Los rastrillos del castillo de la Fève se izaban un breve instante, y a continuación un grupo de caballeros abandonaban sus muros, seguidos por algunos hombres armados. No eran numerosos, pero bastaban, porque eran fuertes y valerosos.

Por eso, cuando el Dragón Blanco apareció en el horizonte, en dirección a poniente, dos hermanos caballeros se pusieron al frente de una pequeña tropa y galoparon a su encuentro.

– ¿Quiénes son? -preguntó Morgennes al ver que se acercaban.

– Servidores de Dios-replicó Gargano.

– ¿Es decir?

– ¡Templarios!

Morgennes metió la mano bajo su camisa para buscar la cruz.

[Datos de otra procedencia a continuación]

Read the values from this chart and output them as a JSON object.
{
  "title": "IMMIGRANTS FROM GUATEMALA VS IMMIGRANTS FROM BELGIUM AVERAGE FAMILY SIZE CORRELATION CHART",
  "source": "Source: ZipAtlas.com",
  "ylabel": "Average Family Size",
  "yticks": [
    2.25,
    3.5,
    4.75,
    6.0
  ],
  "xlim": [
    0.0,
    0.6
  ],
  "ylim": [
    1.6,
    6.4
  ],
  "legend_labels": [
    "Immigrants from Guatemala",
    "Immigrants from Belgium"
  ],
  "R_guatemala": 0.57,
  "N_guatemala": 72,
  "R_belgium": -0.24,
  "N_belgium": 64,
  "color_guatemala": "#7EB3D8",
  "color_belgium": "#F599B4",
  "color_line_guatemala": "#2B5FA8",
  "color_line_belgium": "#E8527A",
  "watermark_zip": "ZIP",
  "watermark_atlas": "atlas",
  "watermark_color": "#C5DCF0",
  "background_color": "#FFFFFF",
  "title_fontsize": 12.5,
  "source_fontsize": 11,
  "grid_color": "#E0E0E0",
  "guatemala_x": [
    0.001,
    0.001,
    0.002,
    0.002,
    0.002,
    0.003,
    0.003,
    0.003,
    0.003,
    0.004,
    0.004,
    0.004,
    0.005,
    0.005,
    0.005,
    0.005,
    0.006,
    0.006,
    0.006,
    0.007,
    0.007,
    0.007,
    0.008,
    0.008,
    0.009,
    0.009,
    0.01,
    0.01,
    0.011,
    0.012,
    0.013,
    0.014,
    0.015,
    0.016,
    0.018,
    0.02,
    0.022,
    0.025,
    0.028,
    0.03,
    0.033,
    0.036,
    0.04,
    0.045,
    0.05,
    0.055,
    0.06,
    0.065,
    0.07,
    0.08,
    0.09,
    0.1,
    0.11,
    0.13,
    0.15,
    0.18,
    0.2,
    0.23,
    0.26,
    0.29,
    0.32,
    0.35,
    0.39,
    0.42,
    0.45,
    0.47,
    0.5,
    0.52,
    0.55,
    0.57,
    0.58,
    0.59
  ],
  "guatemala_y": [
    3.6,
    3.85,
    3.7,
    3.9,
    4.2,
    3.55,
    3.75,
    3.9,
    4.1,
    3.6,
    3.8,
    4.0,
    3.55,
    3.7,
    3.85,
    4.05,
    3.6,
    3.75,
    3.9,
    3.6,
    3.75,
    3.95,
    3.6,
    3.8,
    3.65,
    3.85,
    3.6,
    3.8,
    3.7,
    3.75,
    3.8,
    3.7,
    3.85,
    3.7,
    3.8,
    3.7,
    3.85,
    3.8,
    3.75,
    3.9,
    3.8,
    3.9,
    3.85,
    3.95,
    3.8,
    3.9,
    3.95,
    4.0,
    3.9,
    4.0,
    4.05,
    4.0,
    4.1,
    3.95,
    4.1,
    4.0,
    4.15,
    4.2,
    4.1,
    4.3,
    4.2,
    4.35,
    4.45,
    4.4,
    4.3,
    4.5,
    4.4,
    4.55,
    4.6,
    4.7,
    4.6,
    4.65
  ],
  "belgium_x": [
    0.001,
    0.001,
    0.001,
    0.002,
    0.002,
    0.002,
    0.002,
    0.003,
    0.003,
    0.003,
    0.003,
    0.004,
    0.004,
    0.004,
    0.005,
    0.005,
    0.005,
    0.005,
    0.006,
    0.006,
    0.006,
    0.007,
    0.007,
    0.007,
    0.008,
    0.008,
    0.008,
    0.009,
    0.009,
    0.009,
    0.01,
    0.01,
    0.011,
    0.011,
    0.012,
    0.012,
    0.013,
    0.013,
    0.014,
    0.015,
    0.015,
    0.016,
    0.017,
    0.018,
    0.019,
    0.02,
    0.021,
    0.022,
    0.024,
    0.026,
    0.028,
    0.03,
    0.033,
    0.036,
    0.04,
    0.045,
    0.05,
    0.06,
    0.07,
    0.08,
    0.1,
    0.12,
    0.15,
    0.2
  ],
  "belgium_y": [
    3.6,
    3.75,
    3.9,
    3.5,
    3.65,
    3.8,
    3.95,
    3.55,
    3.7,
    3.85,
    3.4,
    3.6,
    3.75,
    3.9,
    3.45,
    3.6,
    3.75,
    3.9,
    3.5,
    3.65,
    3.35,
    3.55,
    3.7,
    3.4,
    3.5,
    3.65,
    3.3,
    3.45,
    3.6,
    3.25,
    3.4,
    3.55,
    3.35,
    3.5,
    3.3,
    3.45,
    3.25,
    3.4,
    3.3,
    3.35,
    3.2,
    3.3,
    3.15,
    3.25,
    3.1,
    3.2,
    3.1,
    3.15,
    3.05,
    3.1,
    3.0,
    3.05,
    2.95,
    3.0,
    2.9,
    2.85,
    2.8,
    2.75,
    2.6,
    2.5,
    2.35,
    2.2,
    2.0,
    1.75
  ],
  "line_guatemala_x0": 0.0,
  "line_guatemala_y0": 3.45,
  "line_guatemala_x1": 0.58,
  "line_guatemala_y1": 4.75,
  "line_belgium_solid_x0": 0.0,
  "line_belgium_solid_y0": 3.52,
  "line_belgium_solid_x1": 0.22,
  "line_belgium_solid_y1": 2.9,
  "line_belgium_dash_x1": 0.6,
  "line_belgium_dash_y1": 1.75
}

– Padre, me dijiste que fuera hacia la cruz… Veo venir a dos

caballeros con el pecho adornado por una gran cruz roja. ¿Debo ir hacia ellos? ¿Quieres que también yo sea como ellos, un caballero portador de la gran cruz roja? -preguntó.

Evidentemente nadie respondió.

– Mira -prosiguió Morgennes, señalándome a los caballeros-. Creo que mi padre hacía alusión a ellos al decirme que fuera hacia la cruz. Son caballeros de Dios.

– Los caballeros nunca sirven a nadie sino a sí mismos -dije yo.

– No aquí -dijo Gargano-. No siempre. No olvidéis que estamos en Tierra Santa, y que esta es una tierra en estado de excepción.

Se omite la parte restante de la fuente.